Metric Multidimensional Scaling

Multivariate Statistics

mds

classical-mds

pcoa

Representing a distance matrix in low-dimensional Euclidean coordinates

Published

April 17, 2026

Introduction

Metric multidimensional scaling — also known as classical MDS or principal coordinates analysis (PCoA) — takes a pairwise distance matrix and produces a low-dimensional Euclidean configuration whose pairwise distances approximate the input as closely as possible. It is the workhorse for visualising similarity or distance data when raw coordinates are unavailable: think reconstructing a map from inter-city distances, projecting microbial-community Bray-Curtis dissimilarities, or visualising a kernel-derived similarity matrix in a 2D plot.

Prerequisites

A working understanding of distance and similarity matrices, principal components analysis, and basic linear algebra (eigendecomposition).

Theory

Given an $n \times n$ distance matrix $D$, form the doubly-centred inner-product matrix

\[B = -\tfrac{1}{2}\bigl(I - J/n\bigr) D^{(2)} \bigl(I - J/n\bigr),\]

where $D^{(2)}$ has elements $d_{ij}^2$ and $J$ is the all-ones matrix. Eigendecompose $B = U \Lambda U^\top$. The top $k$ eigenvectors scaled by $\sqrt{\lambda}$ give a $k$-dimensional configuration whose Euclidean inter-point distances approximate the original distances. When $D$ comes from Euclidean distances on raw data, classical MDS is equivalent to PCA on the centred data — the eigenvalues match the squared singular values of the centred data matrix.

For non-Euclidean distances, $B$ may have negative eigenvalues; the configuration still uses only the top positive eigenvalues, with the discarded negative mass quantifying the embedding error.

Assumptions

A pairwise distance matrix that is at least approximately Euclidean-embeddable. Severe violations (negative eigenvalues dominating) suggest non-metric MDS as a more appropriate alternative.

R Implementation

# Classical MDS on US city distances
data(UScitiesD)
mds <- cmdscale(UScitiesD, k = 2, eig = TRUE)
plot(mds$points, type = "n")
text(mds$points, labels = labels(UScitiesD))
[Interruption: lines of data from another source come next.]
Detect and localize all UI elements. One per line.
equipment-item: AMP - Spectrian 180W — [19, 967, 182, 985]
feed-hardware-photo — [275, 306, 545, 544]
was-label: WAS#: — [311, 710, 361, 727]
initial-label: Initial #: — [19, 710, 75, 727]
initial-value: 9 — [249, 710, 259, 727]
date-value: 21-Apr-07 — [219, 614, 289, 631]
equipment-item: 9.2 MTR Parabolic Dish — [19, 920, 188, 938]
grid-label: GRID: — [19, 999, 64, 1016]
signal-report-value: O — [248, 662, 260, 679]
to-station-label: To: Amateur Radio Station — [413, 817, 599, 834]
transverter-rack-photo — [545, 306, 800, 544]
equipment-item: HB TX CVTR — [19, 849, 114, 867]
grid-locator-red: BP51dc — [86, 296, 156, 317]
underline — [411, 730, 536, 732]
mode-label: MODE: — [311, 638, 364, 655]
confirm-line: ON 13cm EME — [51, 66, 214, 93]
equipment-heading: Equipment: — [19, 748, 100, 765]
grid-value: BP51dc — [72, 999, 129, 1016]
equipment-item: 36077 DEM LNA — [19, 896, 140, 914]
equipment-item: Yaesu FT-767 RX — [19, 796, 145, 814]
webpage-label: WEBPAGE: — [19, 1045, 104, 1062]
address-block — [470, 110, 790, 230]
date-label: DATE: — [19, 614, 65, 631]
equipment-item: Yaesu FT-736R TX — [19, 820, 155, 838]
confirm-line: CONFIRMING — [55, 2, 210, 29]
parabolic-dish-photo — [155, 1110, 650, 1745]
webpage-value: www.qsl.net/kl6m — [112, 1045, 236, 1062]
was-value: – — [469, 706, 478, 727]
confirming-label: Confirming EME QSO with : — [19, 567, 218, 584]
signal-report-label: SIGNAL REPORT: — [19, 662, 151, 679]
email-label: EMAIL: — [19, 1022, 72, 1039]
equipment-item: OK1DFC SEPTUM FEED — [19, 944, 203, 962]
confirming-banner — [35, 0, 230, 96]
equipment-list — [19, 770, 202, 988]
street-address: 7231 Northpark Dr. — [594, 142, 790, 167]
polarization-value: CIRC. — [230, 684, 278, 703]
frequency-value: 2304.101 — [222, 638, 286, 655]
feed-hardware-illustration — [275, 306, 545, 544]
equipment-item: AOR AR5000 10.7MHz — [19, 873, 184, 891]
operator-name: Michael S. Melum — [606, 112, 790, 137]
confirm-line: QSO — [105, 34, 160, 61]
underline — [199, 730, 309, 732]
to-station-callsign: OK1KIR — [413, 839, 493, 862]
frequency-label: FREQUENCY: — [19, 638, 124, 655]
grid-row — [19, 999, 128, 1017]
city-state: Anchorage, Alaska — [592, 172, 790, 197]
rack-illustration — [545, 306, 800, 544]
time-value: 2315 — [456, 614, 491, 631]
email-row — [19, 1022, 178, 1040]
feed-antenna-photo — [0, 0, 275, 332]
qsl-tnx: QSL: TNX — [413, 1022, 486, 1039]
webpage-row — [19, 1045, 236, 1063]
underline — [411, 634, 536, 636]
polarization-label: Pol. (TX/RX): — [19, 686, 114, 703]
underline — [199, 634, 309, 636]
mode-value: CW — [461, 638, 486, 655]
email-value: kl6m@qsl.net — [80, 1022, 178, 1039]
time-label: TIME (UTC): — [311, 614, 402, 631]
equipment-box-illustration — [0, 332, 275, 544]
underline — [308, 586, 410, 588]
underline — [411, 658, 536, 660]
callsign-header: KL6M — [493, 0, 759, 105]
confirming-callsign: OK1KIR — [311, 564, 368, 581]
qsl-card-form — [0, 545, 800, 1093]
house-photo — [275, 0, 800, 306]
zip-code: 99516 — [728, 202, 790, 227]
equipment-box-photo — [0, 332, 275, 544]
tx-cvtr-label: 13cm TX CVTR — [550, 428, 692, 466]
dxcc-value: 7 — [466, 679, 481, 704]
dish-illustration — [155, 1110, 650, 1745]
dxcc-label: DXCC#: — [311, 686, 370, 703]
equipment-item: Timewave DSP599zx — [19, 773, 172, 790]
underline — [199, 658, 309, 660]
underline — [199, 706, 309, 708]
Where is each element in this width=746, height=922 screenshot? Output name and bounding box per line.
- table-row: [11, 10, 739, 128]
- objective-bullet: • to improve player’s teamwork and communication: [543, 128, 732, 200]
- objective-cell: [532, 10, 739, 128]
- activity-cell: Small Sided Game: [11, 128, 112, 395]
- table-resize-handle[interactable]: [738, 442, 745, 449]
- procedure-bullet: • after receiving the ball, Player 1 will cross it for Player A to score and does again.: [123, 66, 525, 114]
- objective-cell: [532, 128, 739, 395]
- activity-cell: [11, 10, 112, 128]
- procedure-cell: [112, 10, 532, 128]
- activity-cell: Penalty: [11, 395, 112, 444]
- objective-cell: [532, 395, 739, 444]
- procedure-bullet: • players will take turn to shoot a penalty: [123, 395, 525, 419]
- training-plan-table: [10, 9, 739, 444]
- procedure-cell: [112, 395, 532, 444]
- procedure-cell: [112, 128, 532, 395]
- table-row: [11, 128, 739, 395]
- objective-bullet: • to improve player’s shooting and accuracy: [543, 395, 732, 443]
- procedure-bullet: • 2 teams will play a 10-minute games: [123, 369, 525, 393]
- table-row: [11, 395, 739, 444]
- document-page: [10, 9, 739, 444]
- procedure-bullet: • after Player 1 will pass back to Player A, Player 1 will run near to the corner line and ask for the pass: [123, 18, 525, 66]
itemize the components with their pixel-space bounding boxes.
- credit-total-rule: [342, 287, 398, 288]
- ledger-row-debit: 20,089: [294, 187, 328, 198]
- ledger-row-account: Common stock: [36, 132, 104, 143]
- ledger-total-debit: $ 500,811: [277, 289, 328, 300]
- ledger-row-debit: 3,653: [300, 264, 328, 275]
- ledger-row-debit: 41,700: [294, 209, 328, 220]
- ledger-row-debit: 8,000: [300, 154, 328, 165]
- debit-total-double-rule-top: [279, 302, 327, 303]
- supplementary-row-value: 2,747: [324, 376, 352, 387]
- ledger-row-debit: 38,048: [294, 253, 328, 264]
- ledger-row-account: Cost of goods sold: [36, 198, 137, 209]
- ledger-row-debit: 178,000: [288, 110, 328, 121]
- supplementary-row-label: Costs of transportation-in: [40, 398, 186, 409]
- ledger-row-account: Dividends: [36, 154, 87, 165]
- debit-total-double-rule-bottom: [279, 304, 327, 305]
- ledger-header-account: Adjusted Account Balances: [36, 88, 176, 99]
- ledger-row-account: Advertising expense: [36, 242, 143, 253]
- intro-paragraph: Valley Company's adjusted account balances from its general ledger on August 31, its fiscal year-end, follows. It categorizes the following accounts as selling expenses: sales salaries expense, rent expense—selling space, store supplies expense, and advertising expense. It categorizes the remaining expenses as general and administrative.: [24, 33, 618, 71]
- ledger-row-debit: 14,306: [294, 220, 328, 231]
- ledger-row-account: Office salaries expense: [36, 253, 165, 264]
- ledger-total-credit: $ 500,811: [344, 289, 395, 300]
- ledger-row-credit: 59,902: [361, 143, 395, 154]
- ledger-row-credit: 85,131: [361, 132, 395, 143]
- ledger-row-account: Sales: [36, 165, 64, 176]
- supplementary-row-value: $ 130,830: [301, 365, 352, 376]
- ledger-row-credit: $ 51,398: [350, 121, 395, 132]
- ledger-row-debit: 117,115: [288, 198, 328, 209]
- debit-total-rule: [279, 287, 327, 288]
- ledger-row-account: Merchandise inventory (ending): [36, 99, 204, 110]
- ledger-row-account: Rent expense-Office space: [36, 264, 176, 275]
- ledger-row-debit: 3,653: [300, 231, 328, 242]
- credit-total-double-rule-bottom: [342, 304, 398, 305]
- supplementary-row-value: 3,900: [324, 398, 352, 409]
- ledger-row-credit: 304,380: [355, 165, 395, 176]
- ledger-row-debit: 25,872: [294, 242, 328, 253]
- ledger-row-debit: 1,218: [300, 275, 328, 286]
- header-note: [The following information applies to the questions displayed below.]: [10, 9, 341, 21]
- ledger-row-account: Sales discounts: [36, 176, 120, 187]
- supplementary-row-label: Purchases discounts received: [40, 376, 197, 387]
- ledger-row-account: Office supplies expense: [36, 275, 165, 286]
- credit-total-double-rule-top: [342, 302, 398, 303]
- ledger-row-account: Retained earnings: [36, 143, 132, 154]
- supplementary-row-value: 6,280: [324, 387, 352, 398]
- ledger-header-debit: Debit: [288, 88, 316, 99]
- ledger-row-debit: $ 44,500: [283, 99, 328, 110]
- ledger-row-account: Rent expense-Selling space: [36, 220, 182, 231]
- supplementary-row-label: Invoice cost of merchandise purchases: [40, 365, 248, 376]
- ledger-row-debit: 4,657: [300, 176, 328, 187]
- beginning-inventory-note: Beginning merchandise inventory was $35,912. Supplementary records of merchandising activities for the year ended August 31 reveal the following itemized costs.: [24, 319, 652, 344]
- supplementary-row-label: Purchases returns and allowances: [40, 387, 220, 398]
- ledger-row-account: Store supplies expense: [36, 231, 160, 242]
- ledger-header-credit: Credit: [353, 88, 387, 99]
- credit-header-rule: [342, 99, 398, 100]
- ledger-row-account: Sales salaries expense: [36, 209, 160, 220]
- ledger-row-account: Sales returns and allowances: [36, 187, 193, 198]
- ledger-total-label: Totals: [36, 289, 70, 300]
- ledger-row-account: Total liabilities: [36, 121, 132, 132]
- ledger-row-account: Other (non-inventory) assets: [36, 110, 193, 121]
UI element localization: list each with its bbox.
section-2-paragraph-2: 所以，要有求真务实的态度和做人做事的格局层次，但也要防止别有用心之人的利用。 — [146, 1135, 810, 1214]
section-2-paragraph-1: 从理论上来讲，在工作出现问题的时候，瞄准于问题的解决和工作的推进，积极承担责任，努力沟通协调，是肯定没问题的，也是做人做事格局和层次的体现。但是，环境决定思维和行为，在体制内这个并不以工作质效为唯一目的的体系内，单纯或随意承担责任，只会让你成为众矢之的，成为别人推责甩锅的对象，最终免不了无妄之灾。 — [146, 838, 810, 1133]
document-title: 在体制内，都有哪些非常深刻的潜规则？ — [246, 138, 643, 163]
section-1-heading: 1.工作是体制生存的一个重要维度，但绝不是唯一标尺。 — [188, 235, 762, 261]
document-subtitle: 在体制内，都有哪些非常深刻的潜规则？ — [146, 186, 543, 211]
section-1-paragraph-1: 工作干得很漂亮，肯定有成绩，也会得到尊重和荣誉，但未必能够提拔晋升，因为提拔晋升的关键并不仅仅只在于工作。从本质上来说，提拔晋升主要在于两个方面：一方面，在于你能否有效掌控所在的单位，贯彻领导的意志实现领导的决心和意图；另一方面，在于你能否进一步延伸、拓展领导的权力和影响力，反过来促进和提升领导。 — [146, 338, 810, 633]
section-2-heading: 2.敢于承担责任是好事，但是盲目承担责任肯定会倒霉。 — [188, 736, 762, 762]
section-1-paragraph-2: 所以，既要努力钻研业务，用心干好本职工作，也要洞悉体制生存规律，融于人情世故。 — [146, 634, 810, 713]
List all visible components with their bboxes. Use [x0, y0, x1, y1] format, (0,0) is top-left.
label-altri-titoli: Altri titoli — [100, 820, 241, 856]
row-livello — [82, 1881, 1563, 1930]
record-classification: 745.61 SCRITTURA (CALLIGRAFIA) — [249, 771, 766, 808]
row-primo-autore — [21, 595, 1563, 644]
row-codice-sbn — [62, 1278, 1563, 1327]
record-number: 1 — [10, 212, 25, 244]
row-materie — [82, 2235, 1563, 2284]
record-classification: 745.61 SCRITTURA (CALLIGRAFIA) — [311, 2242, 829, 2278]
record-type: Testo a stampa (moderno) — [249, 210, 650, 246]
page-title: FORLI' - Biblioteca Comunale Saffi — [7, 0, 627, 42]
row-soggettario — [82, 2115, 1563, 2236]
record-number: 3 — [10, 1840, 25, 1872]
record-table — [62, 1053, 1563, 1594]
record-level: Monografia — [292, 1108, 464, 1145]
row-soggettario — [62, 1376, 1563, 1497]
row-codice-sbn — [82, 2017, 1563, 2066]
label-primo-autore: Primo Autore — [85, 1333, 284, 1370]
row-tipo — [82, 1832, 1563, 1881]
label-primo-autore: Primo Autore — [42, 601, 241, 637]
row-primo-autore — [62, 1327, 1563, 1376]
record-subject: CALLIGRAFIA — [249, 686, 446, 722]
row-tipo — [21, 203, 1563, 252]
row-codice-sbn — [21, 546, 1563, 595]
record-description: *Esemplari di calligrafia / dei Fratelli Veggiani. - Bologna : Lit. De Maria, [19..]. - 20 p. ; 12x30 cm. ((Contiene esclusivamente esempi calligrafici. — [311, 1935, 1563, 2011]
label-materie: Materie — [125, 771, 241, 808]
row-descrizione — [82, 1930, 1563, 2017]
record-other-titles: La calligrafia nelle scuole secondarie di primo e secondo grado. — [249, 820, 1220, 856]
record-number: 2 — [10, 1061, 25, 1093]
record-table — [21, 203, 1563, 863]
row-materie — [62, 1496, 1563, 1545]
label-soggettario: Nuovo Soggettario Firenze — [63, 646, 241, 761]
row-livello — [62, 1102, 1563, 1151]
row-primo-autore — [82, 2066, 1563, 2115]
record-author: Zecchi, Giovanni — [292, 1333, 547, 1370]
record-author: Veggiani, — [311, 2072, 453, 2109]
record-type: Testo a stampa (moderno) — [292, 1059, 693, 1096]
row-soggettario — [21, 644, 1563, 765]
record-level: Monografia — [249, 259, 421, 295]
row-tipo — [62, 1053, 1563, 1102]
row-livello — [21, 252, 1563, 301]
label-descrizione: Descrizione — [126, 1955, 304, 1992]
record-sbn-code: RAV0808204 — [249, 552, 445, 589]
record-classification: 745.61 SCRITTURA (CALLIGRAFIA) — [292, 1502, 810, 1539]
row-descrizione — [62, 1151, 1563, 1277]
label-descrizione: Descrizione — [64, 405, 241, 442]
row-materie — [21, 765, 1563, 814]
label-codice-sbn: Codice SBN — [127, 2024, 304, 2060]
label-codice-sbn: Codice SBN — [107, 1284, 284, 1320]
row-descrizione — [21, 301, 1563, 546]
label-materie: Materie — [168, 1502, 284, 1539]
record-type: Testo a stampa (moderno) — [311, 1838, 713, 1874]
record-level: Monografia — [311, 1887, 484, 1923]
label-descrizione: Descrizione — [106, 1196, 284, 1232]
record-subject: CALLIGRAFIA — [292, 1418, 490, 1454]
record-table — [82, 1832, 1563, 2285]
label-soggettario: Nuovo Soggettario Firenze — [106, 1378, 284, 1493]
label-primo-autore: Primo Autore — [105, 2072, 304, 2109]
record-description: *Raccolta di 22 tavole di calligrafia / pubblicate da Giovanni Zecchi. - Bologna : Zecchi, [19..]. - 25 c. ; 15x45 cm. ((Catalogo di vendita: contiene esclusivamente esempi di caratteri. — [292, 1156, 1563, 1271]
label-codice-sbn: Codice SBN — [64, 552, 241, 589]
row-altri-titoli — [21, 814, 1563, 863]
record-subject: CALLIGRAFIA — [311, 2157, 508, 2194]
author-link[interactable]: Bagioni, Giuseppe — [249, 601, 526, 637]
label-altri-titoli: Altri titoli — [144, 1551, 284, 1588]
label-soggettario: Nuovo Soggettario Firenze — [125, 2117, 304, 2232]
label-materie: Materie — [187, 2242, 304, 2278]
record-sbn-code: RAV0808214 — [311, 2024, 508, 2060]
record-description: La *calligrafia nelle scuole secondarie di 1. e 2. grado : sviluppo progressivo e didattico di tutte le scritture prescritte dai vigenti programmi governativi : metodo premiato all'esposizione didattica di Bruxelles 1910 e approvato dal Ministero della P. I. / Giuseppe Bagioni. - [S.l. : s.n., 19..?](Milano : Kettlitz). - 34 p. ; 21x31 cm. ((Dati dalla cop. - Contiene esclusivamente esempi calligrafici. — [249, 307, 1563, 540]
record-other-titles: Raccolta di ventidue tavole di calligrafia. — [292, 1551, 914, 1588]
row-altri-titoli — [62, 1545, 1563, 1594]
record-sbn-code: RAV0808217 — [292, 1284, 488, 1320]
# Eigenvalues and variance explained
mds$eig[1:5]
cumsum(mds$eig[1:5] / sum(mds$eig[1:5]))

Output & Results

cmdscale() returns the low-dimensional configuration ($points), eigenvalues, and an indicator of how well the chosen $k$ approximates the original distances. The plot of US-city MDS coordinates recovers the recognisable geographical structure with a near-perfect rotation and reflection of the actual map.

Interpretation

A reporting sentence: “Classical MDS on the 10 inter-city distances produced a two-dimensional configuration that captured 99 % of the eigen-mass; the resulting layout matches actual geography after a reflection, with east-west and north-south structure immediately visible.” Always report the proportion of eigen-mass retained in the displayed dimensions; a poor approximation signals that more dimensions or non-metric MDS would help.

Practical Tips

For Euclidean distances, classical MDS is equivalent to PCA on the centred data; if you have raw data, run PCA directly for cleaner output.
For non-Euclidean distances (Bray-Curtis, Jaccard, network distances), check the eigenvalue structure — large negative eigenvalues indicate a non-Euclidean metric and motivate non-metric MDS instead.
In ecology and microbiome research, this method is called principal coordinates analysis (PCoA); the algorithm is identical.
Add Procrustes analysis (vegan::procrustes) when comparing MDS solutions across related datasets; it aligns configurations up to rotation, reflection, and scaling.
For configurations beyond two dimensions, plot pairs of axes; factoextra::fviz_mds() provides a ggplot-style alternative.
Pair the configuration with a stress measure or the proportion of variance retained to communicate fit quality alongside the visual.

R Packages Used

Base R cmdscale() for classical MDS; vegan::wcmdscale() for weighted classical MDS in ecology; MASS::isoMDS() and vegan::metaMDS() for non-metric alternatives; factoextra::fviz_mds() for ggplot-style visualisation; smacof for advanced MDS variants including weighted and constrained versions.